American Revival
This past Saturday, in Orlando, Glenn Beck put on a program called "American Revival." I regularly watch Glenn's show on Fox and decided to attend. It took two hours to get to Orlando and I stayed with Dawn in her hotel. She went with me for the six and a half hour program at Florida Central University. There were eight thousand people there, all the tickets had been sold. The theme of the show was: Faith, Hope and Charity.
David Barton was the first speaker and he spent an hour on the faith of our founding fathers. He alleges that our schools do not teach such information and instead push the line that they did not live religious lives at all. It was amazing how he used example after example of just how religious they all were, even Jefferson and Franklin, both of whom had children out of wedlock. Our schools also teach that the Constitution is godless and secular in spite of the many references in it to god, religion or religious practices. He was most informative for me when he said that our constitution is the only one in the world that states that our rights come from God. Other countries get their rights from the king, or their legislators, or the head of their religion. Kings, parliaments or Mullahs can take rights away from the people, but in this country the rights cannot be taken away because they come from God.
The second speaker, Burton Fulsom Jr. a professor of history at Hillsdale College, spoke about our economic history and how it has been changed since 1926. He has issues with the progressives about how they rewrite the history of the New Deal and the history of Reaganomics. I thought I was informed on these subjects but Fulsom has no peer in giving out the truth of these issues and citing where his information comes from. He drew a laugh from the crowd when he cited one revisionist book where the author had stated that he had dispensed with the usual scholarly footnotes in order to concentrate on getting his subject across. He spent some time on Calvin Coolidge and his contribution to American prosperity. Prior to this I had heard very little about Coolidge and was surprised to find that when Reagan got to the White House the first thing he did was to put up a picture of Coolidge in the cabinet room. We all heard, once again, how Keynesian Economics does not work, and, our attempt to use it now is doomed to failure. Here, there was big applause from the crowd, after all, nearly everybody here has a major fear of the large deficits our government is running up.

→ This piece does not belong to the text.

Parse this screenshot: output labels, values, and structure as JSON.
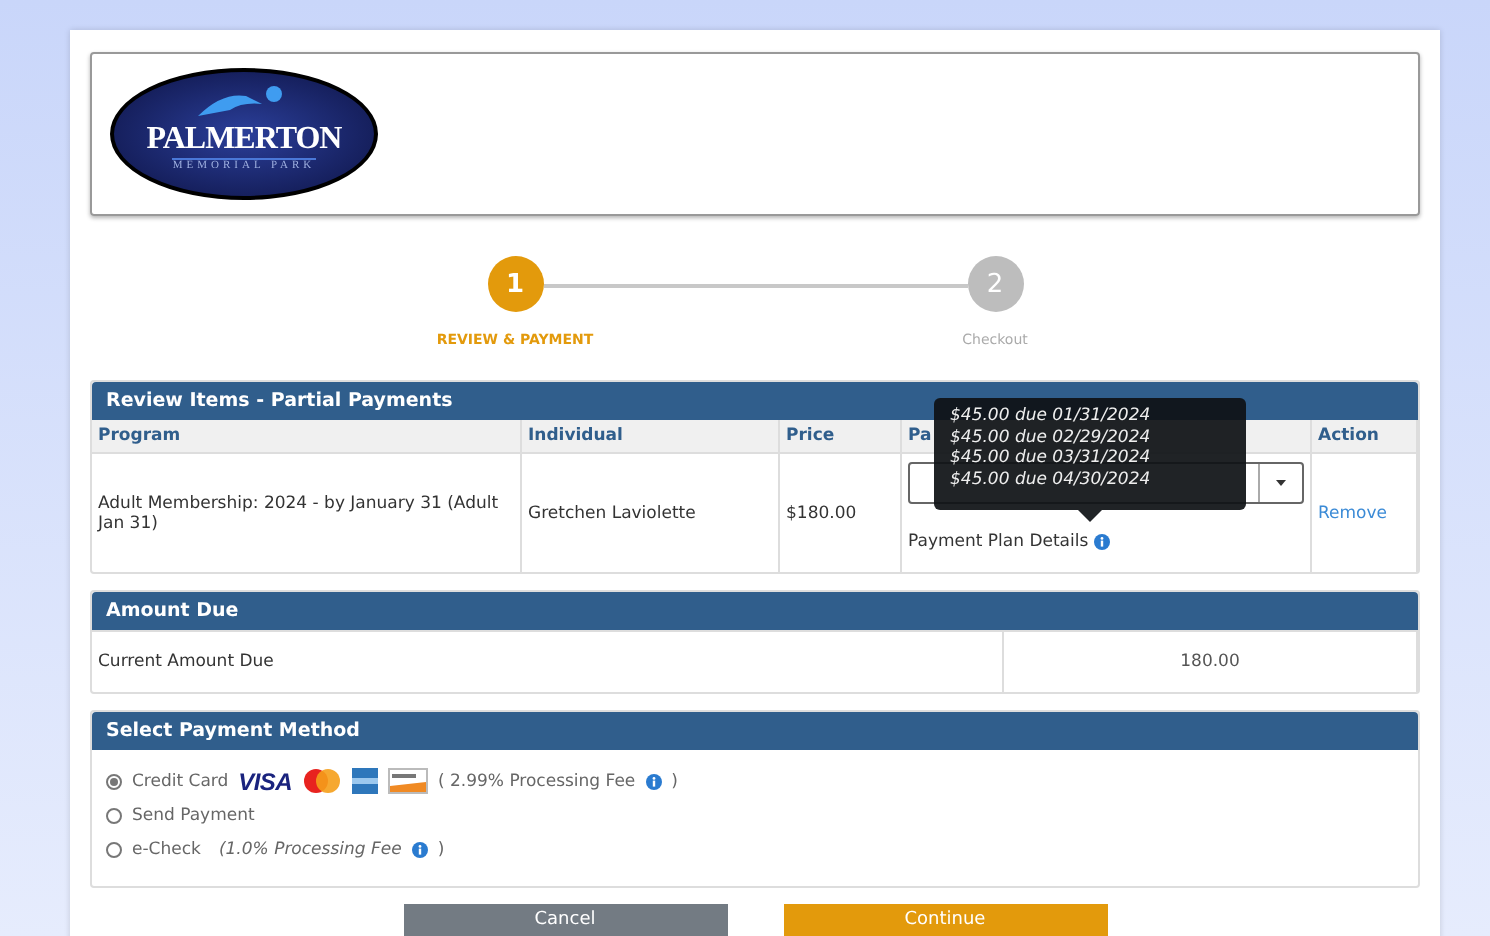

The third speaker was Judge Napolitano who covered the Constitution, states rights, and the rights of the people. He drew applause when he stated that the states created the federal government and not the other way around. The commerce clause came in for some particularly harsh remarks and he stated that, just that clause alone, and the way it is being interpreted by the supreme court, it can be viewed as a completely new constitution because everything is related to commerce. The government has been moving to diminish the rights of the people and enhancing the prerogatives of the government. The light of freedom in this land is diminishing and the government likes it that way. They have completely forgotten about the tenth amendment, and do not want to be reminded about it.
Glenn gave the Keynote address and it was mostly what we hear on his television show. He particularly emphasised that the disagreements with the government are no reason to be violent. He emphasised Gandhi and Martin Luther King Jr. as examples we must follow, non-violence. He encouraged all to work in the coming elections, whether republican or democrat, it is important to vote out all the big government people. The rate of spending is unsustainable and will bring this country down as assuredly as Greece is falling today.
Glenn is going on tour with "American Revival" and if you get a chance to see it do so. History is in the making, be a part of it.